Grâce aux éditions Demopolis, nous pouvons revisiter le texte de Mussolini, "Le Fascisme", pour comprendre l’histoire et aujourd’hui...
Nationalisme. Fascisme, fascistes, fachos. Des sombres «matins bruns» aux «retours aux années 1930» ressassés çà et là périodiquement, hurlons-nous trop aux loups? Ces mots ont-ils encore un sens exact, précis, référencé? En somme, qu’est-ce que le fascisme? Quelle en fut la doctrine politique? Dans quelles circonstances historiques émergea-t-il? Et surtout, quel rapprochement opérer avec aujourd’hui? Les livres de salubrité publique sont trop rares pour les passer sous silence. Les éditions Demopolis publient cette semaine, non sans courage, l’intégralité du tristement célèbre texte de Mussolini "le Fascisme" (104 pages, 12 euros), écrit en 1932 pour "la Nouvelle Encyclopédie italienne". Il constituait à l’époque le début de l’article «Fascisme», paru en France en 1933 chez Denoël, l’éditeur du "Voyage au bout de la nuit" de Louis-Ferdinand Céline et d’auteurs comme Rebatet ou Brasillach. Pour la présente publication, Demopolis ne nous laisse pas sans repères. Outre un «avertissement aux lecteurs», dans lequel nous sommes invités à ne jamais oublier que «des crimes contre l’humanité ont été commis en application de cet ouvrage» et que «les manifestations actuelles de haine et de xénophobie participent de son esprit», deux spécialistes ont été requis pour commenter, en préface et en postface, ces lignes qui ont accouché du pire au XXe siècle: Gérard Mordillat, écrivain et cinéaste, et Hélène Marchal, historienne et traductrice. «La publication de ce livre, écrivent-ils en préambule, doit permettre aux lectrices et lecteurs curieux, et parfois inquiets des évolutions du monde contemporain, de se forger leur propre opinion.» Voilà bien le défi. Et l’importance de savoir de quoi il s’agit précisément. Ainsi, le fascisme est une forme particulière de nationalisme, car «il n’y a pas de fascisme sans nationalisme mais il y a différentes formes de nationalisme qui ne sont pas du fascisme». De même, attention aux contresens: contrairement au libéralisme, le fascisme selon Benito Mussolini est une forme de nationalisme qui exalte le rôle central de l’Etat («l’État fasciste est une force, mais une force spirituelle qui résume toutes les formes de la vie morale et intellectuelle de l’homme», écrivait le dictateur), tout en affichant un programme social et en se prétendant «ni de droite ni de gauche», ce qui ne manque pas de nous rappeler beaucoup de débats en cours. Vous suivez notre regard?
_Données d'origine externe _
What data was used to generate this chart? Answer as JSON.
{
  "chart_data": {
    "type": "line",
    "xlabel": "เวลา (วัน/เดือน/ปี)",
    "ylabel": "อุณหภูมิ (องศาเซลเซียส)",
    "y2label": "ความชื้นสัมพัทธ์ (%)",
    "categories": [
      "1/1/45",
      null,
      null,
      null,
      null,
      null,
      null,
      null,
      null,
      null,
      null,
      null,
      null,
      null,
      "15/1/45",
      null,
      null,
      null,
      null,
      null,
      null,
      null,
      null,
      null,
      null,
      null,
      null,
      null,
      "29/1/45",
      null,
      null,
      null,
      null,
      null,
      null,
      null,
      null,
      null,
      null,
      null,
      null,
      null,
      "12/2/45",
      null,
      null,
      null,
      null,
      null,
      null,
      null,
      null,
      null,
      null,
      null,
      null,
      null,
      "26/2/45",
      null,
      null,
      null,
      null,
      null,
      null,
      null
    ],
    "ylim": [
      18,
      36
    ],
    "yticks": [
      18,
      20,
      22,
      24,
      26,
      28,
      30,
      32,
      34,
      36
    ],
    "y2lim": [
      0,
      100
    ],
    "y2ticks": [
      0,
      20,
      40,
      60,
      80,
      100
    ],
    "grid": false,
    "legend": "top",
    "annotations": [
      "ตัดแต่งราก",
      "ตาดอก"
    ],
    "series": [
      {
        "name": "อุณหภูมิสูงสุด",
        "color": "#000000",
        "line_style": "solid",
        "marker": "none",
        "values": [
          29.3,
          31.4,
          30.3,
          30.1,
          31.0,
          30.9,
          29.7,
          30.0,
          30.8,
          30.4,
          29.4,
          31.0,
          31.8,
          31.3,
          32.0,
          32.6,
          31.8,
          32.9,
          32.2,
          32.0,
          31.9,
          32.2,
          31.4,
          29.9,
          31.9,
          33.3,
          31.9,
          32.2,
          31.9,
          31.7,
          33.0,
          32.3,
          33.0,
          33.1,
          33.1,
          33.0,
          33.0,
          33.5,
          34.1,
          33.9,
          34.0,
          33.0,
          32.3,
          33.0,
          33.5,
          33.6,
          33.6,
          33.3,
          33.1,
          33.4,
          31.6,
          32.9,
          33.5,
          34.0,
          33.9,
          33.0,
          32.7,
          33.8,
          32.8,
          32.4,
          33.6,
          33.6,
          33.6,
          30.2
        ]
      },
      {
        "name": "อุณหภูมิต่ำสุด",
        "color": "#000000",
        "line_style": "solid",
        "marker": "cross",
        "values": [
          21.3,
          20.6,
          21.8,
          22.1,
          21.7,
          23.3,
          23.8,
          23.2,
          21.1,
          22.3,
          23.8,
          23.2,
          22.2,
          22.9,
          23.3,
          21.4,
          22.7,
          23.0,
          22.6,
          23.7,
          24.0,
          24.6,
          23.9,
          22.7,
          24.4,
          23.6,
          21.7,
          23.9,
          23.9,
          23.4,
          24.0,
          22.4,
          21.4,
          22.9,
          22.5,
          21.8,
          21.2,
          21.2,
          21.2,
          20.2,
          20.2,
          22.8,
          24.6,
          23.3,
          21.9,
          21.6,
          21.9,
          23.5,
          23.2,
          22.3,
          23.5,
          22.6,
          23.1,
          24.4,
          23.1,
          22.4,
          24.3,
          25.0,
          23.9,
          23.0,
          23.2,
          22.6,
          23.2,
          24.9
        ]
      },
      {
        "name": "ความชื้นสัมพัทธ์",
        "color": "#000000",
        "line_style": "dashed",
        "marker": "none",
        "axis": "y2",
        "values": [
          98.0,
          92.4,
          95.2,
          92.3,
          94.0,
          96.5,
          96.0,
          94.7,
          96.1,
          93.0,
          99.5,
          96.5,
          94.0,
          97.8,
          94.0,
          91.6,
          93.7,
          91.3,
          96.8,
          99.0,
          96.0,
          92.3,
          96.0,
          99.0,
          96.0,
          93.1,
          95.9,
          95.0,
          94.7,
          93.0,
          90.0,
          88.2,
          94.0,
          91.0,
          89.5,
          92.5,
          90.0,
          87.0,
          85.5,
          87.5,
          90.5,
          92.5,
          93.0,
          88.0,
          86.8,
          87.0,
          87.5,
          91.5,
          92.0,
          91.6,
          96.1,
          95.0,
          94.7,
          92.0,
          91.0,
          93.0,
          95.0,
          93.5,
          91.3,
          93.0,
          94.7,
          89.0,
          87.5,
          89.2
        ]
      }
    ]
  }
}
Mordillat et Marchal expliquent très bien que le Front national de Jean-Marie Le Pen, héritier de Poujade, se voulait nationaliste, anti-étatiste et syndicalophobe. L’arrivée à la tête du FN de Marine Le Pen et de Florian Philippot change radicalement la donne et opère une véritable volte-face. La question de l’État devient donc l’enjeu d’une bataille idéologique. «Le FN, argumentent-ils, tente de réaliser l’union nationale de toutes les classes sociales en reprenant le vieux slogan fasciste: “Ni droite, ni gauche!” Dans le même temps, il s’emploie à mettre à distance l’antisémitisme et le racisme, les crânes rasés, la violence de rue et les saluts le bras tendu comme à l’époque de Mussolini. Le folklore disparaît, l’idéologie se radicalise.» Prémices. La boucle est bouclée: voici le retour du fascisme de Mussolini, une sorte de postfacisme ou de néofascisme. «Face à l’échec du libéralisme, le nationalisme offre une idéologie de rechange à la bourgeoisie en quête d’une traduction politique de ses craintes et de ses attentes», n’hésitent pas à préciser Mordillat et Marchal, après une longue démonstration passionnante des ressorts de la crise économique et de sa sociologie parmi les classes. Non sans oublier de nous mettre tous en garde. «En France, aujourd’hui, existent les prémices d’un fascisme gouvernant l’action de l’État et des services publics: la police, la gendarmerie, les services de renseignement, l’armée, la justice, les services sociaux…» Un fascisme déjà inscrit au cœur de l’État? En attendant bien pire? [BLOC-NOTES publié dans l'Humanité du 21 octobre 2016.]